Tout traumatisme non traité étant condamné à être revécu ou refoulé, ce pan de notre mémoire collective risquait d’être emmuré dans une amnésie apparente ou une vision tronquée. À cet égard, Robin Campillo réalise, à son insu peut-être, une entreprise capitale de mémoire et de métabolisation, d’autant plus que ni esprit de revanche ni volonté polémique ne viennent ternir son authenticité. Bien sûr, cela ne rend son impact que plus fort.

Cette importance historique ne serait rien si le film se contentait d’être une quelconque description. Campillo, en pleine possession de ses moyens de cinéaste, parvient à transmettre son vécu intime sans jamais s’exposer, à le restituer dans le collectif avec une parfaite distance.

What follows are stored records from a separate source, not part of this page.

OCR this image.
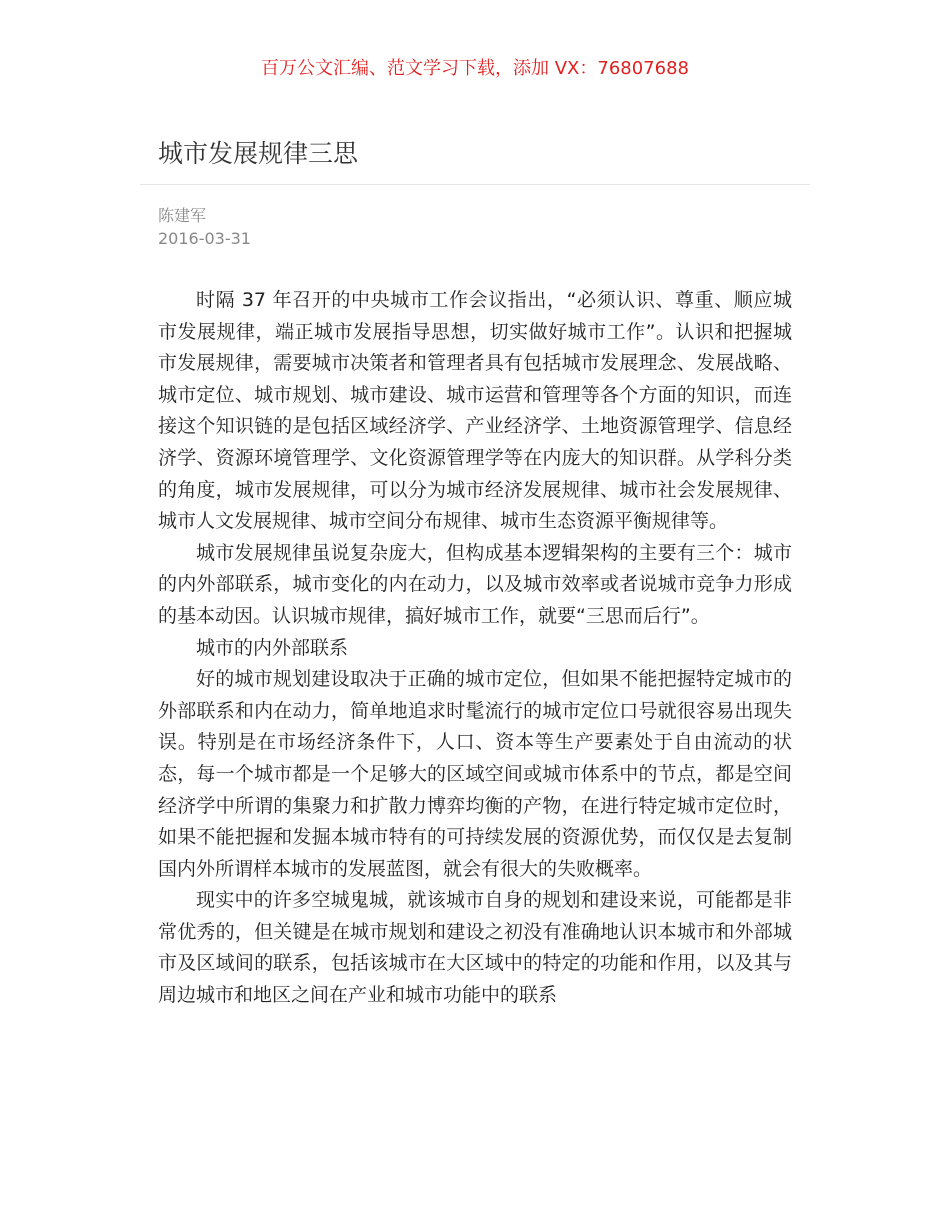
百万公文汇编、范文学习下载，添加 VX：76807688
城市发展规律三思
陈建军
2016-03-31

时隔 37 年召开的中央城市工作会议指出，“必须认识、尊重、顺应城市发展规律，端正城市发展指导思想，切实做好城市工作”。认识和把握城市发展规律，需要城市决策者和管理者具有包括城市发展理念、发展战略、城市定位、城市规划、城市建设、城市运营和管理等各个方面的知识，而连接这个知识链的是包括区域经济学、产业经济学、土地资源管理学、信息经济学、资源环境管理学、文化资源管理学等在内庞大的知识群。从学科分类的角度，城市发展规律，可以分为城市经济发展规律、城市社会发展规律、城市人文发展规律、城市空间分布规律、城市生态资源平衡规律等。

城市发展规律虽说复杂庞大，但构成基本逻辑架构的主要有三个：城市的内外部联系，城市变化的内在动力，以及城市效率或者说城市竞争力形成的基本动因。认识城市规律，搞好城市工作，就要“三思而后行”。

城市的内外部联系

好的城市规划建设取决于正确的城市定位，但如果不能把握特定城市的外部联系和内在动力，简单地追求时髦流行的城市定位口号就很容易出现失误。特别是在市场经济条件下，人口、资本等生产要素处于自由流动的状态，每一个城市都是一个足够大的区域空间或城市体系中的节点，都是空间经济学中所谓的集聚力和扩散力博弈均衡的产物，在进行特定城市定位时，如果不能把握和发掘本城市特有的可持续发展的资源优势，而仅仅是去复制国内外所谓样本城市的发展蓝图，就会有很大的失败概率。

现实中的许多空城鬼城，就该城市自身的规划和建设来说，可能都是非常优秀的，但关键是在城市规划和建设之初没有准确地认识本城市和外部城市及区域间的联系，包括该城市在大区域中的特定的功能和作用，以及其与周边城市和地区之间在产业和城市功能中的联系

Le film est foisonnant, ne s’interdit rien, alliant la mise en scène obsessionnelle de sessions et débats – brillants d’intelligence – à des rêveries et des transes musicales. Arythmique, il passe de la tachycardie des scènes d’action collective ou de souffrance individuelle à des pauses ou des diversions parfois mystérieuses mais jamais gratuites : comme ce lycéen qui observe de loin l’intervention d’Act Up dans son établissement, dont on ne saura plus rien par la suite ; ou encore ces magnifiques acteurs qui offrent une profondeur à des personnages pourtant – et rarement ce mot s’est aussi peu appliqué à ceux-ci – secondaires, tels cette mère d’enfant hémophile. Campillo ne parle jamais vraiment de lui, mais toujours à travers eux.

Il refuse également le passéisme et les reconstitutions trop évidentes, privilégiant les décors neutres et les sources musicales encore actuelles, montrant la modernité, bien avant les réseaux sociaux, d’Act Up.

Dans sa dernière partie, le scénario semble se refermer sur un couple dont l’histoire est empêchée par la maladie, pour finalement sublimer les qualités de l’ensemble du film. Et rappeler que ce mouvement collectif a été vécu à la première personne par des jeunes gens piégés par la fulgurance de la maladie, pris par l’urgence de vivre et sauvés par l’esprit de résistance.